Business owners along the Elston corridor recently groused about the city’s plans to upgrade the bike lanes between North and Webster from conventional to buffered lanes, arguing that bicyclists get in the way of their trucks. This week, cyclists in Elston’s existing protected bike lanes, located between Milwaukee and North, have had plenty of obstructions themselves.
Streetsblog reader Alex Hartzler wrote us to report that a construction project last night blocked the southbound protected lane on Elston, just south of North. “No accommodation for cyclists, of course,” he said.
“I rode by that last night, too,” Chicago Department of Transportation spokesman Pete Scales told me after I asked about the project. “There’s some ComEd electrical work going on, with a crew repairing the lines above. There is only one truck parked in the lane, with a ton of caution cones set out to warn passing traffic.”
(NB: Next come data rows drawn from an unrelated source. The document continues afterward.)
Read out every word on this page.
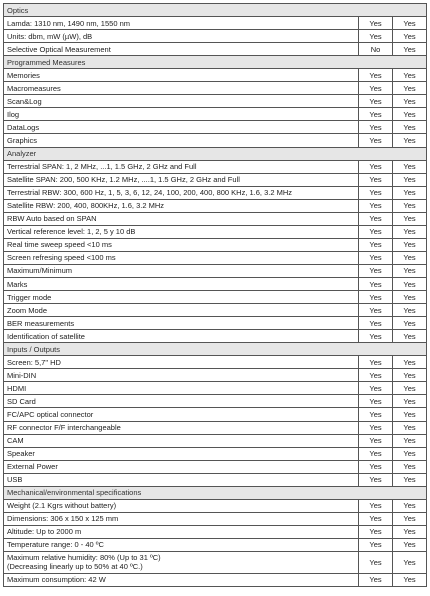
Optics		
Lamda: 1310 nm, 1490 nm, 1550 nm	Yes	Yes
Units: dbm, mW (µW), dB	Yes	Yes
Selective Optical Measurement	No	Yes
Programmed Measures		
Memories	Yes	Yes
Macromeasures	Yes	Yes
Scan&Log	Yes	Yes
Ilog	Yes	Yes
DataLogs	Yes	Yes
Graphics	Yes	Yes
Analyzer		
Terrestrial SPAN: 1, 2 MHz, ...1, 1.5 GHz, 2 GHz and Full	Yes	Yes
Satellite SPAN: 200, 500 KHz, 1.2 MHz, ....1, 1.5 GHz, 2 GHz and Full	Yes	Yes
Terrestrial RBW: 300, 600 Hz, 1, 5, 3, 6, 12, 24, 100, 200, 400, 800 KHz, 1.6, 3.2 MHz	Yes	Yes
Satellite RBW: 200, 400, 800KHz, 1.6, 3.2 MHz	Yes	Yes
RBW Auto based on SPAN	Yes	Yes
Vertical reference level: 1, 2, 5 y 10 dB	Yes	Yes
Real time sweep speed <10 ms	Yes	Yes
Screen refresing speed <100 ms	Yes	Yes
Maximum/Minimum	Yes	Yes
Marks	Yes	Yes
Trigger mode	Yes	Yes
Zoom Mode	Yes	Yes
BER measurements	Yes	Yes
Identification of satellite	Yes	Yes
Inputs / Outputs		
Screen: 5,7" HD	Yes	Yes
Mini-DIN	Yes	Yes
HDMI	Yes	Yes
SD Card	Yes	Yes
FC/APC optical connector	Yes	Yes
RF connector F/F interchangeable	Yes	Yes
CAM	Yes	Yes
Speaker	Yes	Yes
External Power	Yes	Yes
USB	Yes	Yes
Mechanical/environmental specifications		
Weight (2.1 Kgrs without battery)	Yes	Yes
Dimensions: 306 x 150 x 125 mm	Yes	Yes
Altitude: Up to 2000 m	Yes	Yes
Temperature range: 0 - 40 ºC	Yes	Yes
Maximum relative humidity: 80% (Up to 31 ºC)
(Decreasing linearly up to 50% at 40 ºC.)	Yes	Yes
Maximum consumption: 42 W	Yes	Yes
“The caution cones may have the intent of warning traffic, but I doubt they have that effect,” Hartzler responded. “They are simply placed between the bollards.”
I asked transportation advocate Joe Robinson, who works nearby, to snap a photo of the worksite. When he got there, there was no ComEd truck to be seen. However, he did snap the above photo of five Red Carpet charter buses parked in the southbound protected lane at LeMoyne, close to where the electrical work took place.
Rather than bikes getting in the way of large vehicles on Elston, it seems that the opposite is true.